United in challenge and confrontation
At a deeper level, the message of the Comrades to South Africa was clear; men and women running together, helping one another, honouring one another’s efforts, all united in challenging the race and confronting themselves. The blanket TV coverage of the Comrades experience in the 1980s has had a powerful and unifying effect on a troubled country. As if to confirm the broad power of the race, by 1989 there were over 12 000 starters – but in fact it was the end of a golden era.

By the time of the next Comrades in 1990, Nelson Mandela had been released from prison and South Africa was on a road that would lead inexorably to the white minority giving up the political power it had enjoyed for so long. The country’s sporting landscape changed dramatically, with renewed participation in rugby and cricket Tests, the Olympic Games, and so many other events. There was so much else now to occupy the attention of the TV sports producers, who were in any case looking for new challenges, and naturally sensitive to how starved the viewers were of international coverage involving South Africans. It was inevitable that the Comrades must lose the exclusive, almost adoring TV attention it had enjoyed in the tense, turbulent 1980s. And so there was a decline in the stature of the Comrades in the 1990s, seen in both the number of entries and the more limited TV coverage.
But the Comrades will survive the eccentric variations that seem to be imposed from time to time. It is unique among the great sporting events of the world. Apart from the five-year break during the Second World War, it has been held every year without fail, a source of comfort in its simple continuity. Like other sporting codes and events, it has reflected times, customs and attitudes of its society. When apartheid was rigidly enforced, the Comrades was whites-only, but when the barriers came down it took the opportunity to change. It has remained in touch with its Natal roots and values, although these have sometimes been rather too conservative – or liberal – for runners from other provinces. Much to be valued is the survival in the Comrades is the ethos of the Club. Too many sports have cut themselves off from their roots and their clubs are dying, which means these games will not survive at community level
So how should the Comrades proceed into its next century? Sport in general is undergoing enormous changes. Thanks to the combination of jet travel and satellite technology, seasonal variations in sport have almost disappeared and the age of the all-rounder has almost gone. Specialisation will soon be drilled down even into school sport, and even there the traditional winter and summer seasons are already disappearing. It is common for talented schoolboys to be encouraged to dedicate themselves only to one sport throughout the year, just because they are good at it.
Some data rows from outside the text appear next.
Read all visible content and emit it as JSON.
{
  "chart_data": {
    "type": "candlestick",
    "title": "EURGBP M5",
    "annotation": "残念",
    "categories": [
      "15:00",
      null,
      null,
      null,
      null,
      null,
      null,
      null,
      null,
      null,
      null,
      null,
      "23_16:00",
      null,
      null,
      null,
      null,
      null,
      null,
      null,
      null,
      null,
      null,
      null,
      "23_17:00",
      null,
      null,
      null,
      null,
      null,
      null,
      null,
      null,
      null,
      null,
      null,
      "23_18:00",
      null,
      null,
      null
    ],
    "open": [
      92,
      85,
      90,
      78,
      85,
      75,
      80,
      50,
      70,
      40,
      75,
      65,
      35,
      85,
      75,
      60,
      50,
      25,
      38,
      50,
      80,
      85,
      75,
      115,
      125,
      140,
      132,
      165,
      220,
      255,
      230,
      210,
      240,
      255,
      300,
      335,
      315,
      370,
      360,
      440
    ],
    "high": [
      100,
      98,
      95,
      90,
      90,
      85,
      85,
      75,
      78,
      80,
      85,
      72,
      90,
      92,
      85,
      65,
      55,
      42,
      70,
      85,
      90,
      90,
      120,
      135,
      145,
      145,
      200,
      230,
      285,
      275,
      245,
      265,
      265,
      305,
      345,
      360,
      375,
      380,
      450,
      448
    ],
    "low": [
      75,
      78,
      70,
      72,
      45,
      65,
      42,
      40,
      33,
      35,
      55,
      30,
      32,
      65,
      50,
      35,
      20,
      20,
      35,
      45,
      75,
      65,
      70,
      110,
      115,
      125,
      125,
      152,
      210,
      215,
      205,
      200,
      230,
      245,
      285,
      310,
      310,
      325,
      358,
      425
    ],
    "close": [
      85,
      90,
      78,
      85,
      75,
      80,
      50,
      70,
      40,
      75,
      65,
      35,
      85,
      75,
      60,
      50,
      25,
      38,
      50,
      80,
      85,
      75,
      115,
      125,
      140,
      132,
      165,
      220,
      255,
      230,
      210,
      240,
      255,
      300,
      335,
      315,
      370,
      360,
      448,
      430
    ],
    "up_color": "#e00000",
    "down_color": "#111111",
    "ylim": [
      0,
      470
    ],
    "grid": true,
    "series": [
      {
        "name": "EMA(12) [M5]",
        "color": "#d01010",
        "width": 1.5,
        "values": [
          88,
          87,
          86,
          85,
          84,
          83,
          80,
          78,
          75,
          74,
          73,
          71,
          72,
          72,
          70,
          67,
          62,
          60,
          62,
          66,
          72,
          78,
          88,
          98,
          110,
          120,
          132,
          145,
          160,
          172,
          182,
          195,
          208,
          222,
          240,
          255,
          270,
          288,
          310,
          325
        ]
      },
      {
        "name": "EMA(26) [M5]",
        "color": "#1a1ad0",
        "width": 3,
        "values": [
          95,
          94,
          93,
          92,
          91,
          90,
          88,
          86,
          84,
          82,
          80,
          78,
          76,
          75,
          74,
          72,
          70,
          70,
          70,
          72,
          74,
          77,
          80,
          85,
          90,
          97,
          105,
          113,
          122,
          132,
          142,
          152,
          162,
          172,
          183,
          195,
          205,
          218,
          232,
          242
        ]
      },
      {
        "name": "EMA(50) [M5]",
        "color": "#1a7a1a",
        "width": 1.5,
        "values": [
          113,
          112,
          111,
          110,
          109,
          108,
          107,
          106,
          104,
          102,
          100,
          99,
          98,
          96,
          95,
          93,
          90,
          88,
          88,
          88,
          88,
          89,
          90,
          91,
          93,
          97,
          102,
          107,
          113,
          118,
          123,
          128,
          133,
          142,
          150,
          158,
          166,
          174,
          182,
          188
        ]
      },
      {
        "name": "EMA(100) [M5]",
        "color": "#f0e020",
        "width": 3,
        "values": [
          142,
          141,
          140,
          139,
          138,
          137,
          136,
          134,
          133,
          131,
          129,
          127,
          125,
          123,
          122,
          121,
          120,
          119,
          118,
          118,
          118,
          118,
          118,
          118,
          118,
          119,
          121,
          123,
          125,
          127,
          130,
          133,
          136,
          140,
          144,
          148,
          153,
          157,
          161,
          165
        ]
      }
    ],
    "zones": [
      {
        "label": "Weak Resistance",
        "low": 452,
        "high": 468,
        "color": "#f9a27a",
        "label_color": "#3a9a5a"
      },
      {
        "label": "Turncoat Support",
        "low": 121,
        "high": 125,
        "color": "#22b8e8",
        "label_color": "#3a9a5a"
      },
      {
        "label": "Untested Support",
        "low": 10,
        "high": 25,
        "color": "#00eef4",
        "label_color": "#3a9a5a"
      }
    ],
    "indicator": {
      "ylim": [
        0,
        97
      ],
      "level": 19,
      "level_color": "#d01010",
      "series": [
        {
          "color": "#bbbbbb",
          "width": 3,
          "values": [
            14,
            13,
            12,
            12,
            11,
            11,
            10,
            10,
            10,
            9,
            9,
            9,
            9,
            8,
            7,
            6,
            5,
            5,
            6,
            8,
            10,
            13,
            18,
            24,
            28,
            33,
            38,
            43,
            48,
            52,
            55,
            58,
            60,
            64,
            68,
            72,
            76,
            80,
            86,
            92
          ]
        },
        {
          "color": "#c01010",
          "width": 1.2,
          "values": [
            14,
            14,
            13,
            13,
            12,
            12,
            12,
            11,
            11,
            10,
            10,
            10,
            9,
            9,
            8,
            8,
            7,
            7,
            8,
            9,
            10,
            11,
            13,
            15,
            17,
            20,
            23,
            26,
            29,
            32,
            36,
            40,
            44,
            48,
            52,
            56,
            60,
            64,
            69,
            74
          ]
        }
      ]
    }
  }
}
Soon the major TV networks and multinational sponsors will between them administer the great games which were invented and codified by the Victorians. Sports which do not adapt to the demands of TV will be crowded out. Individuals whose bodies cannot take the punishment of year-round fixture lists will retire early – or simply no longer aspire to play at the highest level. There will be no place for the doctor or the lawyer, the printer or the railway guard, in games at the highest level – and sport will be much the poorer for it.
A return to Comrades values
The Comrades can play its role in this environment. It is time for a regeneration of the Comrades, to look back at the simple vision of Vic Clapham. Remember, this race was based not on an impulse for organised recreation, but on the need to express the values of loyalty, friendship, determination and commemoration. It is time to build on that original vision by formally dedicating the Comrades Marathon of the 21st Century to those values. You can keep prize money and sponsorship by all means, and make it easy for the TV producers to continue covering the race.
But above all, the Comrades must move on in the same way that it started: as the race where the ordinary man or woman can mount an extraordinary sporting challenge, and win. If that opportunity remains unsullied, the Comrades may perform its greatest service yet.